What a powerful analysis. The Bush doctrine is classic "groupthink" and a prescription for disaster far greater than the "Bay of Pigs," the push beyond the 38th parallel or the Gulf of Tonkin.

In 25 years from now when China has military might greater than ours will we be looking for coalitions? Or do we expect to preemptively strike at their growing military industrial complex too? The only thing the piece lacked was the powerful influence of dispensationalists in the Bush White House.

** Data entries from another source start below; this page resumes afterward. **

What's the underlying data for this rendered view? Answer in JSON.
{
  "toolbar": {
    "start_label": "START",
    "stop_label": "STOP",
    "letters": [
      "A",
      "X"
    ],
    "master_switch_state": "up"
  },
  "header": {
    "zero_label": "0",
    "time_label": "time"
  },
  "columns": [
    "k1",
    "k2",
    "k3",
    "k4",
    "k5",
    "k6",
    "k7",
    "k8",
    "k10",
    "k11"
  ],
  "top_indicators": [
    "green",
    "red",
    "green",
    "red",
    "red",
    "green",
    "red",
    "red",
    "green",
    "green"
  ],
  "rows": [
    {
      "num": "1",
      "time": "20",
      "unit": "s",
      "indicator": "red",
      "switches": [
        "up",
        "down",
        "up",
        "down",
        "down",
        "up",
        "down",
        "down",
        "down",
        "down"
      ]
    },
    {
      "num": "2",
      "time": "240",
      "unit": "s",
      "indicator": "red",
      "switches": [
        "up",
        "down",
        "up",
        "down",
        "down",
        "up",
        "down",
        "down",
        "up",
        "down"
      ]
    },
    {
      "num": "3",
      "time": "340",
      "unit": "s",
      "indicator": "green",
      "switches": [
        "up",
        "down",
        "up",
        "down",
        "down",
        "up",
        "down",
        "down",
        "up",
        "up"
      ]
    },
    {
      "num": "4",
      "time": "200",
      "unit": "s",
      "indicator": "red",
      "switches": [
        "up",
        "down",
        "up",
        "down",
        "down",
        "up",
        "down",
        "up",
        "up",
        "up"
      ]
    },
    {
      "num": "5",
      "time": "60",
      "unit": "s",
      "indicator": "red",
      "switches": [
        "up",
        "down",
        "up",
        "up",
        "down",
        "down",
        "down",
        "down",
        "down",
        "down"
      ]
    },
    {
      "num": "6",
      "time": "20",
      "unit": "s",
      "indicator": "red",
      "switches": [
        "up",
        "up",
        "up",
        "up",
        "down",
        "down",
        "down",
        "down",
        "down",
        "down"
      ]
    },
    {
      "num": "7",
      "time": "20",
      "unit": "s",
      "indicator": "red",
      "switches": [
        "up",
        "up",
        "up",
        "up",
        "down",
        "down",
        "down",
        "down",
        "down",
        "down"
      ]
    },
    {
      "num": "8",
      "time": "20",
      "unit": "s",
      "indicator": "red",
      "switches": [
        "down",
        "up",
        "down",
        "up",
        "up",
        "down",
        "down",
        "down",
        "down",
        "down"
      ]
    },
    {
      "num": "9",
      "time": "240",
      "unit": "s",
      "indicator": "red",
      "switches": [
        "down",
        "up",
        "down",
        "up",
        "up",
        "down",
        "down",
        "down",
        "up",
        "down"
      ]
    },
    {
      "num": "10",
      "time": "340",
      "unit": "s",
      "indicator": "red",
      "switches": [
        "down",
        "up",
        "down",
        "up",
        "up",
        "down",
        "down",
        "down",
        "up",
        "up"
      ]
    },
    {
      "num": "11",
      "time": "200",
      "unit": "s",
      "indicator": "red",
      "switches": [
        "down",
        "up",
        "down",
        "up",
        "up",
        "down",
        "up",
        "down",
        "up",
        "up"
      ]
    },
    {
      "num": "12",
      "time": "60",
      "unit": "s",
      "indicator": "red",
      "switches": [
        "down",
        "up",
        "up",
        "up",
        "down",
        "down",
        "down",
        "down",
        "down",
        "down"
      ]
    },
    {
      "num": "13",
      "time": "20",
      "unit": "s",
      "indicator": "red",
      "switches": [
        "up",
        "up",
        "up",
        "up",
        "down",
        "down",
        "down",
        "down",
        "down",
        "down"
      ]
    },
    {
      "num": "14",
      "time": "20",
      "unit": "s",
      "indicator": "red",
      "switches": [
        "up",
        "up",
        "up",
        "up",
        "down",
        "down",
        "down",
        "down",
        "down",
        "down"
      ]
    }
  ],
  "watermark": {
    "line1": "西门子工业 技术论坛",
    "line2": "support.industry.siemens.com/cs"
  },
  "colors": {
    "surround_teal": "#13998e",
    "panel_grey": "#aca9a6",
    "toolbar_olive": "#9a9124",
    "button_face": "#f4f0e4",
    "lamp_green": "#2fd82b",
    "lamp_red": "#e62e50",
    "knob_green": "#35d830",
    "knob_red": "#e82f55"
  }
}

At least his father was an Episcopalian with a worldview beyond the Southern Baptist Convention and the State of Texas.

-- Thomas J. Zwemer

Is it just too terrible to contemplate, or has it been considered that the post-attack Iraq worst case scenarios outlined in Gary Kamiya's Oct. 7 article would actually be best case in the eyes of the Bush administration?

Stirring up hornets' nests of future terrorists would work well to justify the new national security doctrine with all its implications. Without an ever lurking evil, real or perceived, how can Bush & Co justify $396 billion in yearly military spending? When Bush and his buddies leave the White House, they will golden parachute to multimillion-dollar exec positions in oil companies, in the defense industry and in conservative hawkish think tanks.

Why are the American people allowing themselves to be so manipulated?